In the Fall of 2023, Latinos secured four out of seven seats on the Reading, Pennsylvania City Council which, along with the first Latino Mayor in the city’s history, gave them a governing majority. That same year, voters in Lynn, Massachusetts elected the first Latino, a man of Guatemalan descent, and the first Afro Latina, of Dominican and Haitian ancestry, to the City Council. I believe that the future of Central Falls and other cities like it is a panethnic Latino one. My academic work calls our attention to these forgotten postindustrial cities and the Latinos who are revitalizing them. My political work is focused on building solidarity between the various members of the “rainbow people”, as I once heard Felipe Luciano refer to Latinos, and recruit the next generation of panethnic politicians.

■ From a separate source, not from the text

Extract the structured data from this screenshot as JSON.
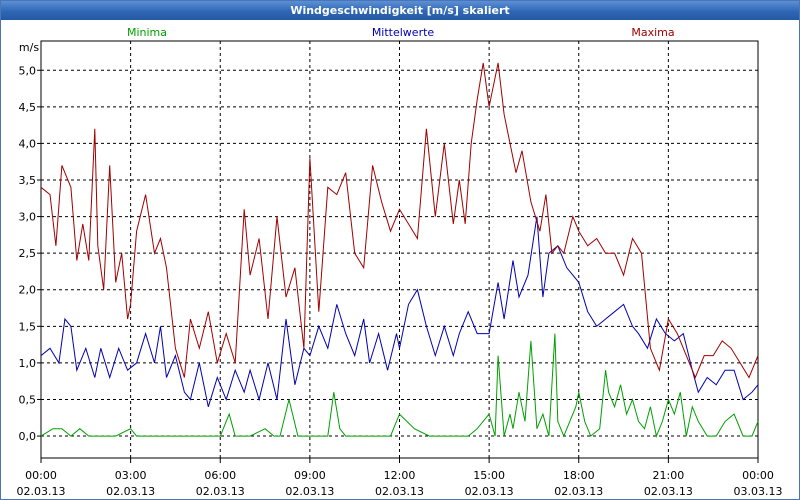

Pictured here are Mayor Maria Rivera, Council President Tempore Franklin Solano, and I, Senator Jonathon Acosta. A group who entered politics together and are emblematic of a new Latino politics. Councilman Solano was term-limited and will leave office in January 2025. The incoming Central Falls City Council will continue having a five out of seven Latino majority and include members of Puerto Rican, Dominican, and Colombian origin.